Germany, in particular, faces increased pressure to reduce emissions, as it responds to citizen lawsuits owed to its high levels of national air pollution. Meanwhile, the country—along with the rest of Europe—copes with spiked energy costs around Russian fuel disruptions as the Ukraine war rages on. 

Worldwide, diesel trains are still commonplace. While more than half of trains in Europe today are electric, the investment for electrifying less-utilized and lower-revenue-generating routes (via overhead power lines or other infrastructure) can be cost-prohibitive. In these cases, hydrogen trains, which are compatible with non-electrified rail lines, can present a more viable, cost-effective alternative. 

Apart from this ease of application and their overarching environmental benefits, hydrogen trains are additionally touted for their noise reduction. “Hydrogen trains offer significantly quieter operation for both passengers and those outside the trains,” Soua says. 

Experts are projecting major growth for the hydrogen train market. Alstom states that around 6,000 passenger trains in Europe still run on diesel fuel, which will require replacement by 2035 in order to achieve climate targets. About a fifth of train journeys in Germany today are diesel-powered, with Deutsche Welle (DW), Germany’s international broadcaster, reporting that between 2,500 and 3,000 diesel trains in the country could be replaced with hydrogen-powered models. “We will not buy any more diesel trains, in order to do even more to combat climate change,” Carmen Schwable, a spokesperson for LNVG, told DW in August. “We [also] are convinced that diesel trains will no longer be economically viable in the future.”
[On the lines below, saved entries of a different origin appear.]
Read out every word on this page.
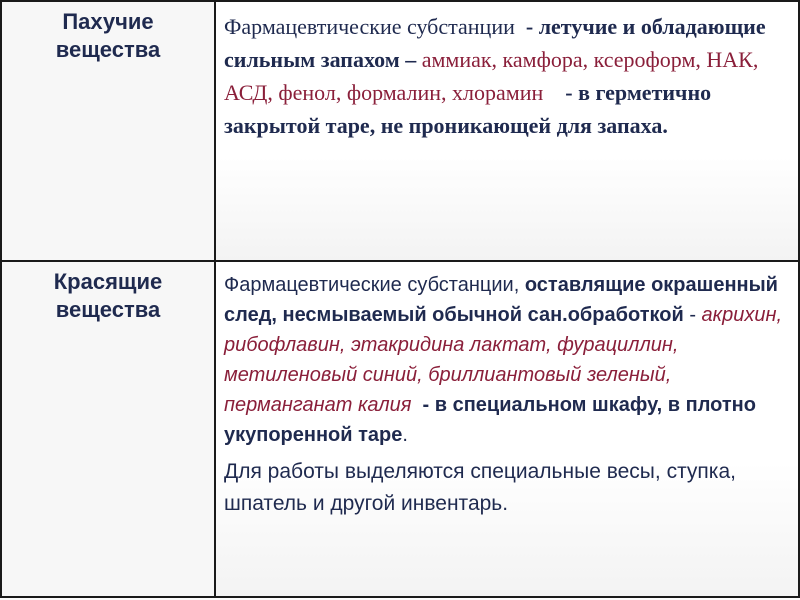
Пахучие вещества	Фармацевтические субстанции - летучие и обладающие сильным запахом – аммиак, камфора, ксероформ, НАК, АСД, фенол, формалин, хлорамин - в герметично закрытой таре, не проникающей для запаха.

Красящие вещества	Фармацевтические субстанции, оставлящие окрашенный след, несмываемый обычной сан.обработкой - акрихин, рибофлавин, этакридина лактат, фурациллин, метиленовый синий, бриллиантовый зеленый, перманганат калия - в специальном шкафу, в плотно укупоренной таре.

Для работы выделяются специальные весы, ступка, шпатель и другой инвентарь.
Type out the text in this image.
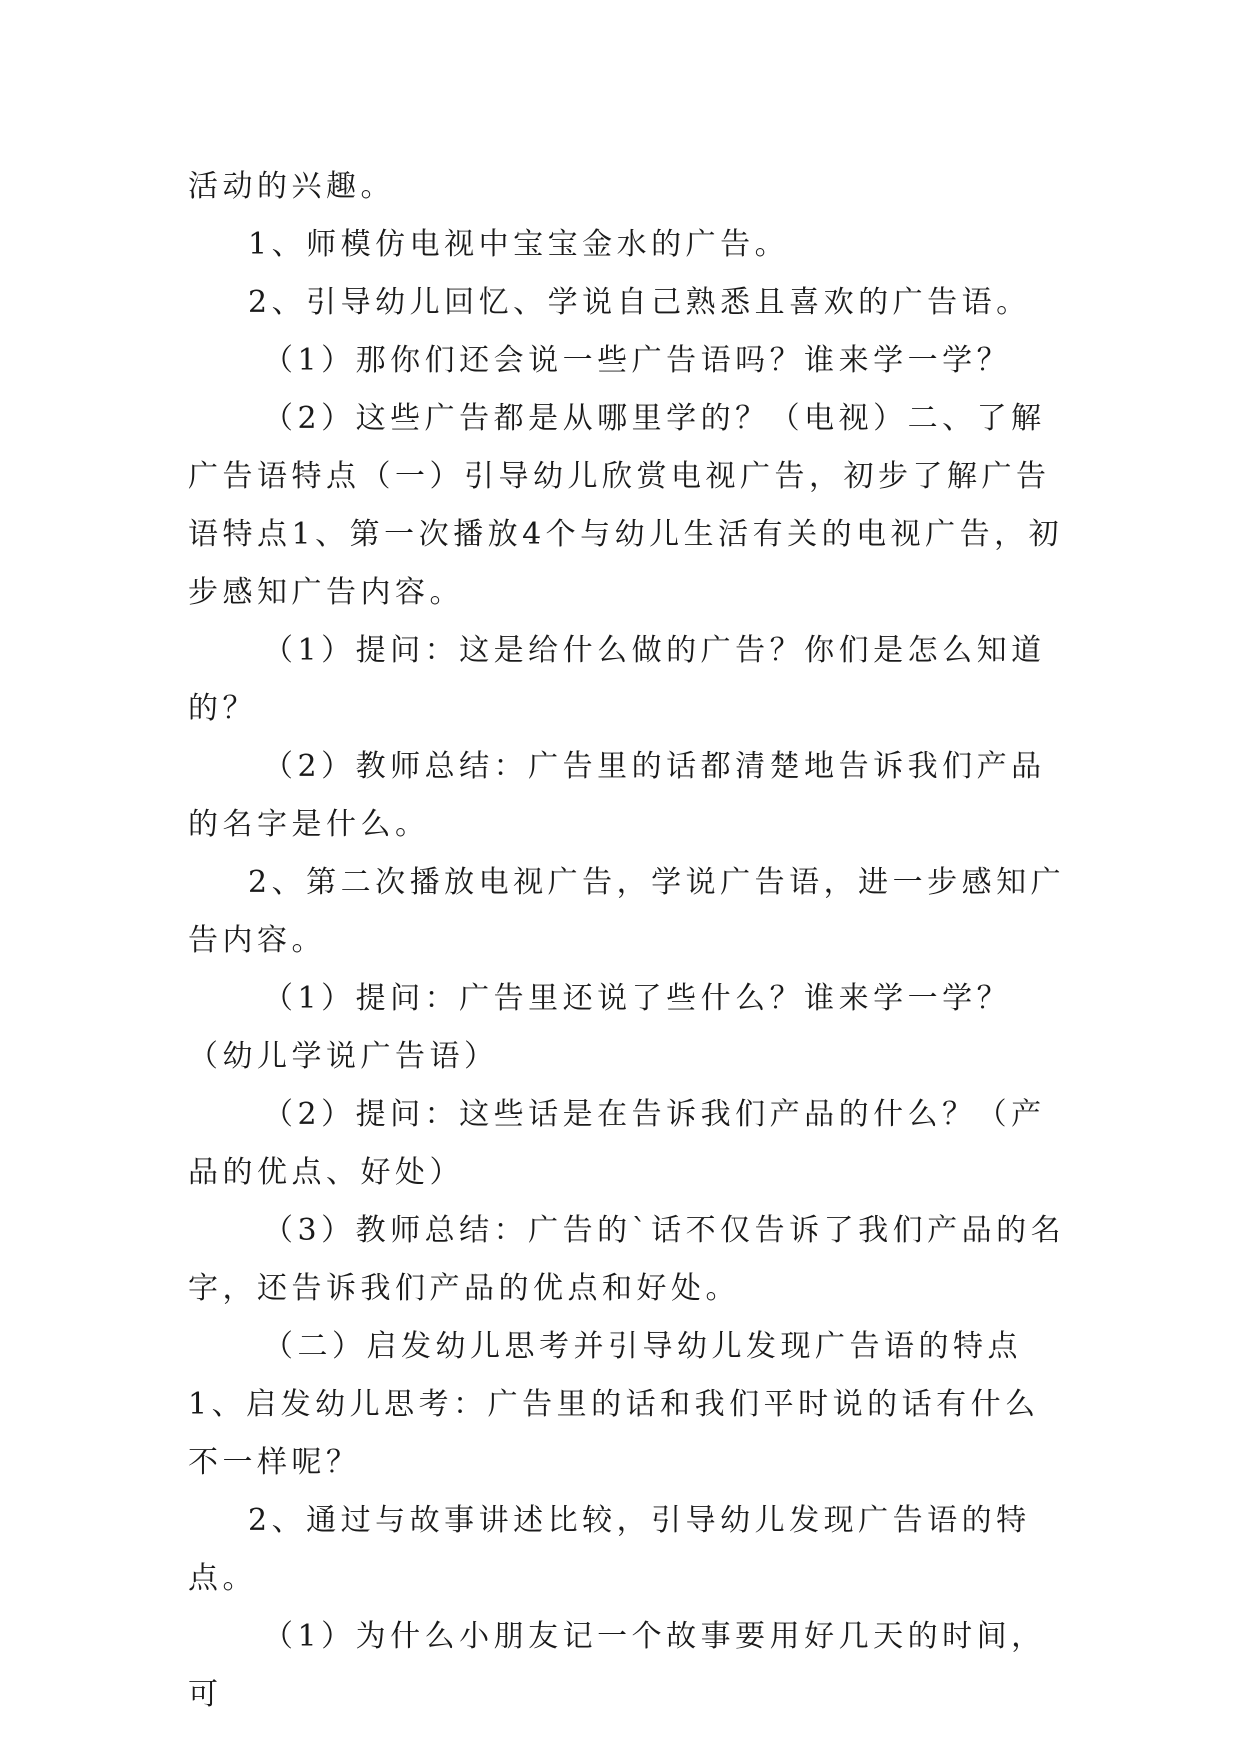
活动的兴趣。

1、师模仿电视中宝宝金水的广告。

2、引导幼儿回忆、学说自己熟悉且喜欢的广告语。

（1）那你们还会说一些广告语吗？谁来学一学？

（2）这些广告都是从哪里学的？（电视）二、了解广告语特点（一）引导幼儿欣赏电视广告，初步了解广告语特点1、第一次播放4个与幼儿生活有关的电视广告，初步感知广告内容。

（1）提问：这是给什么做的广告？你们是怎么知道的？

（2）教师总结：广告里的话都清楚地告诉我们产品的名字是什么。

2、第二次播放电视广告，学说广告语，进一步感知广告内容。

（1）提问：广告里还说了些什么？谁来学一学？（幼儿学说广告语）

（2）提问：这些话是在告诉我们产品的什么？（产品的优点、好处）

（3）教师总结：广告的`话不仅告诉了我们产品的名字，还告诉我们产品的优点和好处。

（二）启发幼儿思考并引导幼儿发现广告语的特点1、启发幼儿思考：广告里的话和我们平时说的话有什么不一样呢？

2、通过与故事讲述比较，引导幼儿发现广告语的特点。

（1）为什么小朋友记一个故事要用好几天的时间，可
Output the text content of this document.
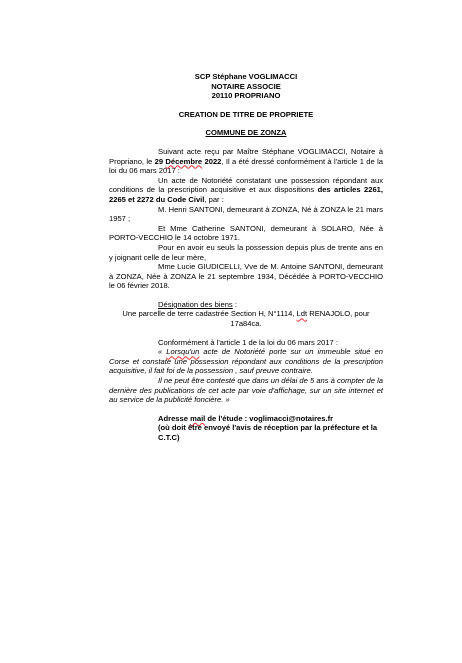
SCP Stéphane VOGLIMACCI
NOTAIRE ASSOCIE
20110 PROPRIANO
CREATION DE TITRE DE PROPRIETE
COMMUNE DE ZONZA

Suivant acte reçu par Maître Stéphane VOGLIMACCI, Notaire à Propriano, le 29 Décembre 2022, Il a été dressé conformément à l'article 1 de la loi du 06 mars 2017 :

Un acte de Notoriété constatant une possession répondant aux conditions de la prescription acquisitive et aux dispositions des articles 2261, 2265 et 2272 du Code Civil, par :

M. Henri SANTONI, demeurant à ZONZA, Né à ZONZA le 21 mars 1957 ;

Et Mme Catherine SANTONI, demeurant à SOLARO, Née à PORTO-VECCHIO le 14 octobre 1971.

Pour en avoir eu seuls la possession depuis plus de trente ans en y joignant celle de leur mère,

Mme Lucie GIUDICELLI, Vve de M. Antoine SANTONI, demeurant à ZONZA, Née à ZONZA le 21 septembre 1934, Décédée à PORTO-VECCHIO le 06 février 2018.

Désignation des biens :

Une parcelle de terre cadastrée Section H, N°1114, Ldt RENAJOLO, pour 17a84ca.

Conformément à l'article 1 de la loi du 06 mars 2017 :

« Lorsqu'un acte de Notoriété porte sur un immeuble situé en Corse et constate une possession répondant aux conditions de la prescription acquisitive, il fait foi de la possession , sauf preuve contraire.

Il ne peut être contesté que dans un délai de 5 ans à compter de la dernière des publications de cet acte par voie d'affichage, sur un site internet et au service de la publicité foncière. »

Adresse mail de l'étude : voglimacci@notaires.fr
(où doit être envoyé l'avis de réception par la préfecture et la C.T.C)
German gas and engineering company Linde has established the world’s first hydrogen filling station for passenger trains along the new Lower Saxony route, where the trains can refuel daily. But environmentalists caution that Germany’s new fleet is currently being powered by the more common “grey” hydrogen—a less environmentally-friendly version of hydrogen that’s reliant on fossil-fuel-dependent infrastructure for its extraction. “Nearly all hydrogen is currently produced from fossil fuels,” explains Sierra Club’s Bottorff. “Hydrogen produced using fossil fuels continues to pollute our communities and environment.”